Vibrations: Engine or Suspension
I can't possible guess what your vibration is unless I could ride in your car and hear the vibration. It's kind of like asking me to guess what musical instrument you are playing and not let me hear it. A tech needs to ride in the car to find and fix a vibration, but here are a few questions you can plan on answering to help guide him or her.
1. When did it start, was it after a repair?
2. Is it vehicle speed or engine speed related? Otherwise, does the vibration get worse the faster the car goes of the faster the engine goes? (tires, wheels, converter, driveshaft)
3. What happens when you go 65 mph, is the vibration there?

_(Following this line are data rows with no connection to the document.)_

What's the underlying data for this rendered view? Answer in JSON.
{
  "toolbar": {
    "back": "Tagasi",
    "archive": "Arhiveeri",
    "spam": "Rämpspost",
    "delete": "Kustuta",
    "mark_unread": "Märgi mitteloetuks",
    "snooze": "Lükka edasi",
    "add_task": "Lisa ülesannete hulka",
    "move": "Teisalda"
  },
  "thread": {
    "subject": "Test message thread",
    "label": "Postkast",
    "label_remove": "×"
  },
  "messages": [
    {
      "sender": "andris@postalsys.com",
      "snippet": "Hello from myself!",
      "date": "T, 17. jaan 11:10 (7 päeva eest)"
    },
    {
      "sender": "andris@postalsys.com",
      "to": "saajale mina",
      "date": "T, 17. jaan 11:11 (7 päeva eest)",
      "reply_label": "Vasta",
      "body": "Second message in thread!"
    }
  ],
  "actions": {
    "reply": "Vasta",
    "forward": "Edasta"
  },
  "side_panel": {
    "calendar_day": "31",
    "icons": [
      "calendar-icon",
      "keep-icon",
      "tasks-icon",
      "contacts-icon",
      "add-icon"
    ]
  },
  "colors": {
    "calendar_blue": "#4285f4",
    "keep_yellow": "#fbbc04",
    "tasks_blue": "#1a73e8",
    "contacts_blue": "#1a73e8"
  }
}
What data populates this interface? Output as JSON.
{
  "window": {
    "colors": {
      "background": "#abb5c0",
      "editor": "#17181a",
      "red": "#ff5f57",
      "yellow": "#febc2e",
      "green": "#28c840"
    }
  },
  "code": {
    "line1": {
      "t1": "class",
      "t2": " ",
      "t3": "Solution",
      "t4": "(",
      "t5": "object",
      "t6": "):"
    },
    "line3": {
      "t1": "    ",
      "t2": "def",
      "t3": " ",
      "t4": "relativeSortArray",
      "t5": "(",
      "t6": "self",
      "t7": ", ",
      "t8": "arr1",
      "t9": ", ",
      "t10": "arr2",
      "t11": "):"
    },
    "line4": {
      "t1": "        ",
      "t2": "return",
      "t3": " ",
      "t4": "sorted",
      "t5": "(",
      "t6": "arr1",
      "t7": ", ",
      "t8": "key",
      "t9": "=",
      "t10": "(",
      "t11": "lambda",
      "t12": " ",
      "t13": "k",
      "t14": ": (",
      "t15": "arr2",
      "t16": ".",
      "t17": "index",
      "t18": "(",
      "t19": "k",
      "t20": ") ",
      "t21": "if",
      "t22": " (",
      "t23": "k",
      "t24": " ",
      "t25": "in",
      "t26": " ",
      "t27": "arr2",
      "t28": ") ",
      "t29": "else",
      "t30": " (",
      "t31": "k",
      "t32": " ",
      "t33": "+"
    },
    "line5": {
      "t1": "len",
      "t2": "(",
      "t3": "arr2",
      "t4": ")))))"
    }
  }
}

What happens if you put the transmission in neutral, is the vibration still there? (with or without the torque converter applied)
4. If you change the tire inflation to 25 and test drive it, then change the tire inflation to 35, does that change the vibration? (Tire related)
5. Do you see the vibration or feel it? Do you see it in the rearview mirror or feel it in the steering wheel (front end) do you fell it in the seat of your pants (rear of car)?
6. When is it there? Only on acceleration? Only on deceleration? Only on even throttle? Or all the time? (Drive axle problems)
7. Can you hear it? Is it a yayayaya sound? (Scalloped tires) Is it a whine? (Gear noise)
8. When you swerve back and forth, does the noise change? (Bad wheel bearings)
9. Is it present in all forward gears or not? (Trans problems)
10. Has it gotten worse since it started?
11. Does it happen all the time and if not what can you do to make it happen? Is it temperature related? Is it air conditioning related?
Often times, yanking all the fan belts off the engine, then driving it a short distance will help determine if the vibration is a belt driven accessory or not. Last, if it can be duplicated in the bay, these kind of vibrations are often found by touching and moving things until the vibrations changes, then you know you are on the right track.
Just a week ago, a customer came in with a bad engine speed related vibration. You could feel it and hear it at 2100 rpms. Using his hands, the tech felt his way around the running engine and found the vibration on the a/c lines matched what he was hearing and feeling. He found the a/c hoses had rubbed through the insulation where they attached to the fender and were carrying all the engine vibration to the cab of the van. He opened the clamp, wrapped both a/c lines with split pieces of heater hose and the van was as quiet as a mouse. The key here to a quick successful repair was the customers ability to describe in detail the humming noise that he heard and felt all over the van at 2100 rpms.